Austin Carr describes more for Fast Company:
In more ways than one, 410 Labs is framing the service as the Twitter of email. But it also seems that it’s trying to be the email of Twitter. If you already have a Twitter account, then you already own a Shortmail address. For example, my handle, @AustinCarr, already reserved AustinCarr@shortmail.com–the account is just waiting to be claimed. The messages themselves are designed as extensions of a Twitter message–for whatever you can’t fit in your 140 character tweet, clearly. What’s more, messages can be delivered privately or publicly, playing along with how tweets are visible to all.
I love the idea of Shortmail, for a few reasons. Primarily, I love the idea that my Twitter username (@piercedavid) reserved piercedavid@shortmail.com (which, by the way, I’ve started using, so feel free to hit me up). The interface is fantastic as well, a good-looking way to handle short conversations. But mostly I love the enforced be-brief limit, which means that not only can I send short emails but I can do it without feeling bad, because I have to.

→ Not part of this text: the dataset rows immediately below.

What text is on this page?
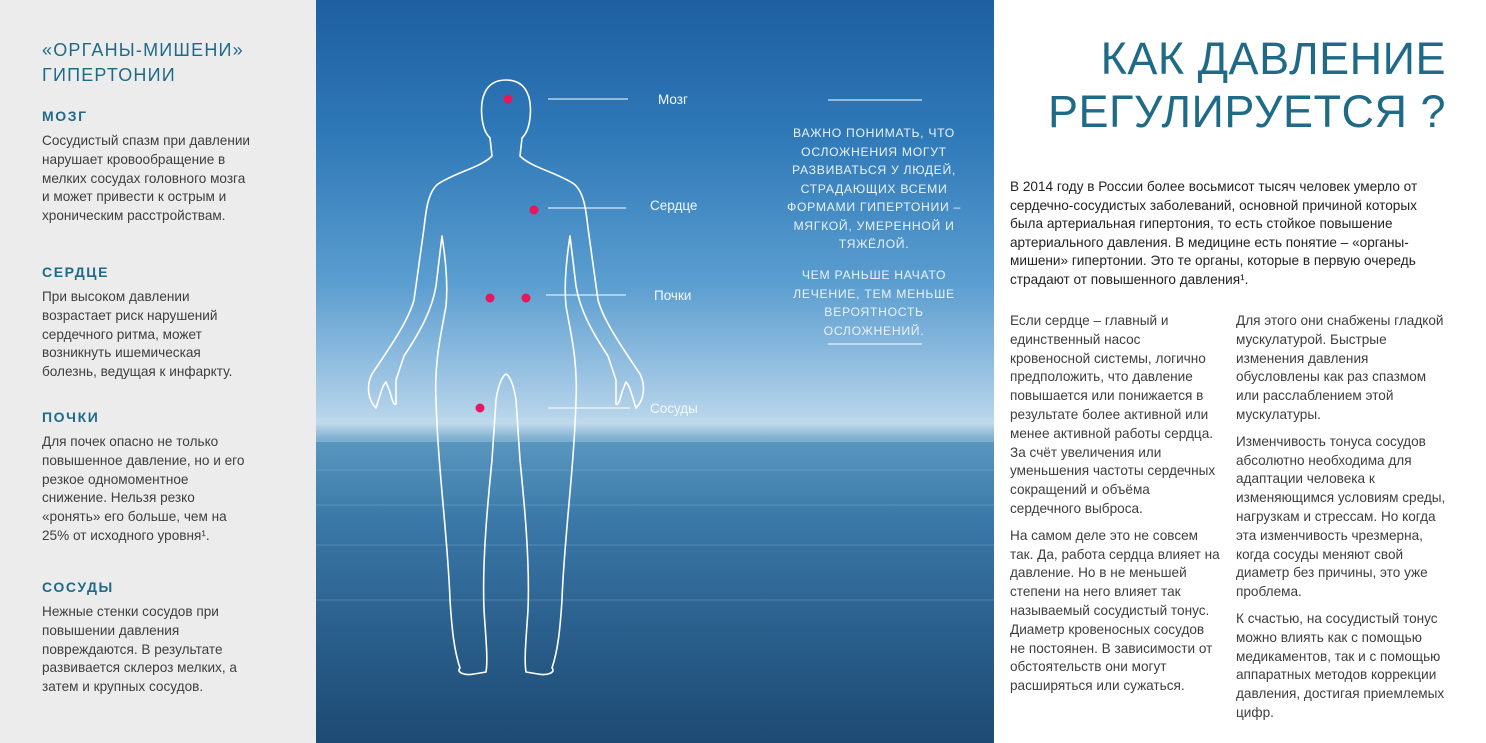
«ОРГАНЫ-МИШЕНИ»
ГИПЕРТОНИИ
МОЗГ

Сосудистый спазм при давлении нарушает кровообращение в мелких сосудах головного мозга и может привести к острым и хроническим расстройствам.

СЕРДЦЕ

При высоком давлении возрастает риск нарушений сердечного ритма, может возникнуть ишемическая болезнь, ведущая к инфаркту.

ПОЧКИ

Для почек опасно не только повышенное давление, но и его резкое одномоментное снижение. Нельзя резко «ронять» его больше, чем на 25% от исходного уровня¹.

СОСУДЫ

Нежные стенки сосудов при повышении давления повреждаются. В результате развивается склероз мелких, а затем и крупных сосудов.

Мозг
Сердце
Почки
Сосуды
ВАЖНО ПОНИМАТЬ, ЧТО ОСЛОЖНЕНИЯ МОГУТ РАЗВИВАТЬСЯ У ЛЮДЕЙ, СТРАДАЮЩИХ ВСЕМИ ФОРМАМИ ГИПЕРТОНИИ – МЯГКОЙ, УМЕРЕННОЙ И ТЯЖЁЛОЙ.
ЧЕМ РАНЬШЕ НАЧАТО ЛЕЧЕНИЕ, ТЕМ МЕНЬШЕ ВЕРОЯТНОСТЬ ОСЛОЖНЕНИЙ.
КАК ДАВЛЕНИЕ
РЕГУЛИРУЕТСЯ ?

В 2014 году в России более восьмисот тысяч человек умерло от сердечно-сосудистых заболеваний, основной причиной которых была артериальная гипертония, то есть стойкое повышение артериального давления. В медицине есть понятие – «органы-мишени» гипертонии. Это те органы, которые в первую очередь страдают от повышенного давления¹.

Если сердце – главный и единственный насос кровеносной системы, логично предположить, что давление повышается или понижается в результате более активной или менее активной работы сердца. За счёт увеличения или уменьшения частоты сердечных сокращений и объёма сердечного выброса.

На самом деле это не совсем так. Да, работа сердца влияет на давление. Но в не меньшей степени на него влияет так называемый сосудистый тонус. Диаметр кровеносных сосудов не постоянен. В зависимости от обстоятельств они могут расширяться или сужаться.

Для этого они снабжены гладкой мускулатурой. Быстрые изменения давления обусловлены как раз спазмом или расслаблением этой мускулатуры.

Изменчивость тонуса сосудов абсолютно необходима для адаптации человека к изменяющимся условиям среды, нагрузкам и стрессам. Но когда эта изменчивость чрезмерна, когда сосуды меняют свой диаметр без причины, это уже проблема.

К счастью, на сосудистый тонус можно влиять как с помощью медикаментов, так и с помощью аппаратных методов коррекции давления, достигая приемлемых цифр.
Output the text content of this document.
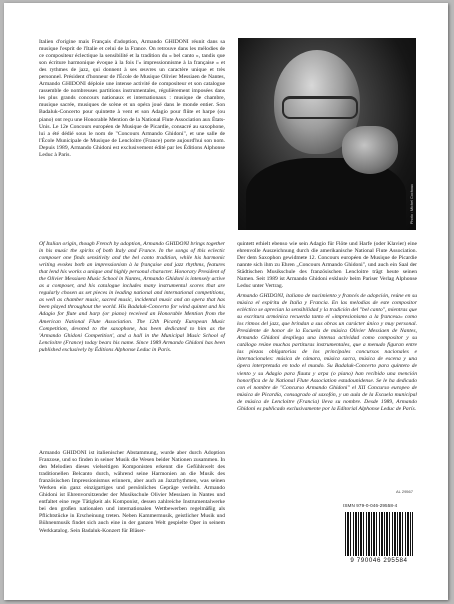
Italien d'origine mais Français d'adoption, Armando GHIDONI réunit dans sa musique l'esprit de l'Italie et celui de la France. On retrouve dans les mélodies de ce compositeur éclectique la sensibilité et la tradition du « bel canto », tandis que son écriture harmonique évoque à la fois l'« impressionnisme à la française » et des rythmes de jazz, qui donnent à ses œuvres un caractère unique et très personnel. Président d'honneur de l'École de Musique Olivier Messiaen de Nantes, Armando GHIDONI déploie une intense activité de compositeur et son catalogue rassemble de nombreuses partitions instrumentales, régulièrement imposées dans les plus grands concours nationaux et internationaux : musique de chambre, musique sacrée, musiques de scène et un opéra joué dans le monde entier. Son Badaluk-Concerto pour quintette à vent et son Adagio pour flûte et harpe (ou piano) ont reçu une Honorable Mention de la National Flute Association aux États-Unis. Le 12e Concours européen de Musique de Picardie, consacré au saxophone, lui a été dédié sous le nom de "Concours Armando Ghidoni", et une salle de l'École Municipale de Musique de Lencloitre (France) porte aujourd'hui son nom. Depuis 1989, Armando Ghidoni est exclusivement édité par les Éditions Alphonse Leduc à Paris.

Photo : Michel Cochoux

Of Italian origin, though French by adoption, Armando GHIDONI brings together in his music the spirits of both Italy and France. In the songs of this eclectic composer one finds sensitivity and the bel canto tradition, while his harmonic writing evokes both an impressionism à la française and jazz rhythms, features that lend his works a unique and highly personal character. Honorary President of the Olivier Messiaen Music School in Nantes, Armando Ghidoni is intensely active as a composer, and his catalogue includes many instrumental scores that are regularly chosen as set pieces in leading national and international competitions, as well as chamber music, sacred music, incidental music and an opera that has been played throughout the world. His Badaluk-Concerto for wind quintet and his Adagio for flute and harp (or piano) received an Honorable Mention from the American National Flute Association. The 12th Picardy European Music Competition, devoted to the saxophone, has been dedicated to him as the 'Armando Ghidoni Competition', and a hall in the Municipal Music School of Lencloitre (France) today bears his name. Since 1989 Armando Ghidoni has been published exclusively by Éditions Alphonse Leduc in Paris.

Armando GHIDONI ist italienischer Abstammung, wurde aber durch Adoption Franzose, und so finden in seiner Musik die Wesen beider Nationen zusammen. In den Melodien dieses vielseitigen Komponisten erkennt die Gefühlswelt des traditionellen Belcanto durch, während seine Harmonien an die Musik des französischen Impressionismus erinnern, aber auch an Jazzrhythmen, was seinen Werken ein ganz einzigartiges und persönliches Gepräge verleiht. Armando Ghidoni ist Ehrenvorsitzender der Musikschule Olivier Messiaen in Nantes und entfaltet eine rege Tätigkeit als Komponist, dessen zahlreiche Instrumentalwerke bei den großen nationalen und internationalen Wettbewerben regelmäßig als Pflichtstücke in Erscheinung treten. Neben Kammermusik, geistlicher Musik und Bühnenmusik findet sich auch eine in der ganzen Welt gespielte Oper in seinem Werkkatalog. Sein Badaluk-Konzert für Bläser-

quintett erhielt ebenso wie sein Adagio für Flöte und Harfe (oder Klavier) eine ehrenvolle Auszeichnung durch die amerikanische National Flute Association. Der dem Saxophon gewidmete 12. Concours européen de Musique de Picardie nannte sich ihm zu Ehren „Concours Armando Ghidoni", und auch ein Saal der Städtischen Musikschule des französischen Lencloitre trägt heute seinen Namen. Seit 1989 ist Armando Ghidoni exklusiv beim Pariser Verlag Alphonse Leduc unter Vertrag.

Armando GHIDONI, italiano de nacimiento y francés de adopción, reúne en su música el espíritu de Italia y Francia. En las melodías de este compositor ecléctico se aprecian la sensibilidad y la tradición del "bel canto", mientras que su escritura armónica recuerda tanto el «impresionismo a la francesa» como los ritmos del jazz, que brindan a sus obras un carácter único y muy personal. Presidente de honor de la Escuela de música Olivier Messiaen de Nantes, Armando Ghidoni despliega una intensa actividad como compositor y su catálogo reúne muchas partituras instrumentales, que a menudo figuran entre las piezas obligatorias de los principales concursos nacionales e internacionales: música de cámara, música sacra, música de escena y una ópera interpretada en todo el mundo. Su Badaluk-Concerto para quinteto de viento y su Adagio para flauta y arpa (o piano) han recibido una mención honorífica de la National Flute Association estadounidense. Se le ha dedicado con el nombre de "Concurso Armando Ghidoni" el XII Concurso europeo de música de Picardía, consagrado al saxofón, y un aula de la Escuela municipal de música de Lencloitre (Francia) lleva su nombre. Desde 1989, Armando Ghidoni es publicado exclusivamente por la Editorial Alphonse Leduc de París.

AL 29567
ISMN 979-0-046-29558-4
9 790046 295584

At first glance, this isn’t going to replace everything about email – I don’t imagine it handles things like Groupon emails particularly well. So, for the time being at least, it appears that unless you’re willing to take as big a step as MG did, you’re going to need two different email systems, and that’s not exactly an efficient system either. But the stressful part about email isn’t the Groupon emails, it’s the correspondence, the communication, business and endless questions and Reply Alls that pile up. And Shortmail is, if not a complete solution, a gigantic step in the right direction.